Longtemps réservés aux hommes, les femmes de la province de Muyinga ont compris qu’il ne faut pas baisser les bras. N’en déplaise aux préjugés, aucun métier n’est tabou pour elle, pourvu qu’il rapporte de l’argent. Les autorités administratives les y encouragent et les hommes commencent à comprendre que les apports des femmes dans les ménages sont une complémentarité actuellement incontournable.

Du haut du troisième étage du bureau provinciale de Muyinga en construction, Bayivugire Renate, une maçonne attitrée, est fière de ce qu’elle fait. « J’ai aimé le métier. Après consultation avec mon mari, je me suis engagée dans la maçonnerie. Pour moi, il n’ya pas de métier à négliger, pourvu qu’il me rapporte de l’argent », indique-t-elle. Plus loin sur la colline Kiremba en commune Gasorwe, une femme, Zainabu Nibaruta, s’active sur un braisier : elle est « vétérinaire », ce mot qui désigne celui qui fait la grillade de viande. « Je me suis mariée avec un homme qui fait ce métier. Petit à petit, je m’y suis entrainée et j’ai réussi. C’était dans le souci d’aider mon mari qui passait seul toute la journée à chercher ce à quoi nourrir la famille », a-t-elle confié. Malgré cette occupation, Zainabu ne manque pas aux obligations familiales, y compris les travaux champêtres. Pour elle, il est question de chercher partout où elle peut trouver un plus.

Certaines femmes encore réticentes

Uwihanganye Janette est originaire de la province de Kirundo et est conductrice de taxi moto à Muyinga.
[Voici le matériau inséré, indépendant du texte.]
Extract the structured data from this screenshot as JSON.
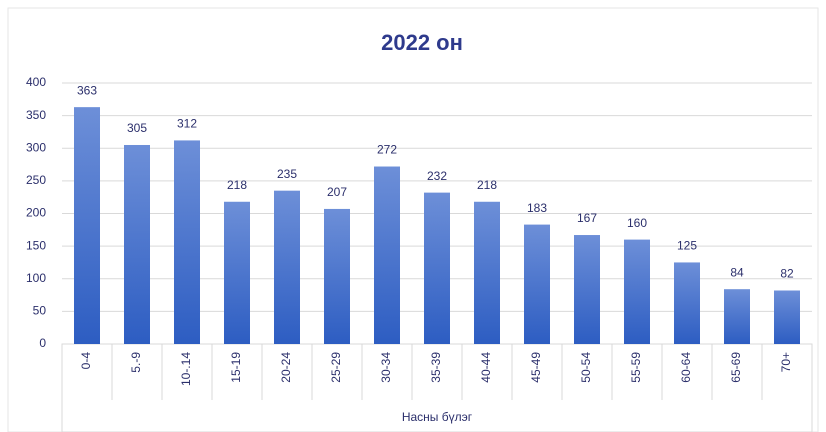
{
  "chart_data": {
    "type": "bar",
    "title": "2022 он",
    "x_label": "Насны бүлэг",
    "categories": [
      "0-4",
      "5.-9",
      "10-.14",
      "15-19",
      "20-24",
      "25-29",
      "30-34",
      "35-39",
      "40-44",
      "45-49",
      "50-54",
      "55-59",
      "60-64",
      "65-69",
      "70+"
    ],
    "values": [
      363,
      305,
      312,
      218,
      235,
      207,
      272,
      232,
      218,
      183,
      167,
      160,
      125,
      84,
      82
    ],
    "color": "#3a67c9",
    "ylim": [
      0,
      400
    ],
    "yticks": [
      0,
      50,
      100,
      150,
      200,
      250,
      300,
      350,
      400
    ],
    "grid": true
  }
}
Elle a commencé à apprendre à conduire une moto, et les motards qui la voyaient l’ont conseillé à s’exercer au métier de taxi-moto. « Ce sont curieusement les hommes qui m’ont encouragée, alors que les femmes me considéraient comme folle », dit-elle. Ce constat est partagé avec Zainabu, qui au début était objet de stigmatisation par les femmes qui disaient qu’une femme qui peut abattre une chèvre n’hésitera pas à égorger son mari. Malgré ces reproches, rien n’a pu stopper leur détermination, et petit à petit, les autres s’y habituent, surtout quand ils voient que leur situation s’améliore de plus en plus.

S’affirmer par des actions

Contrairement à ce que l’on peut croire, ce n’est pas par le statut de femmes que celles-ci sont jugées. « Au moment du recrutement des ouvriers, on ne sait pas exactement ce à quoi chacun est capable. C’est le travail sur terrain qui le démontre. Notre constat est que les femmes sont capables, et parfois pus capables que les hommes. Ce n’est pas par le sexe qu’elles sont recrutées, mais leurs compétences », souligne N.J., le superviseur des travaux au chantier de construction du bureau provincial.

Au niveau de l’administration, les signes sont encourageants. Ndaruhekere Denise, chet de cabinet du gouverneur de Muyinga, ne cache pas sa satisfaction par rapport à l’engagement des femmes à transcender les barrières culturelles pour leur autonomisation : « Elles sont partout : dans les coopératives, le commerce y compris le commerce transfrontalier, les métiers divers, etc. », se réjouit-elle. Pour elle, même s’il y a du chemin à parcourir, l’essentiel est que les femmes marquent déjà le pas, et un pas sûr.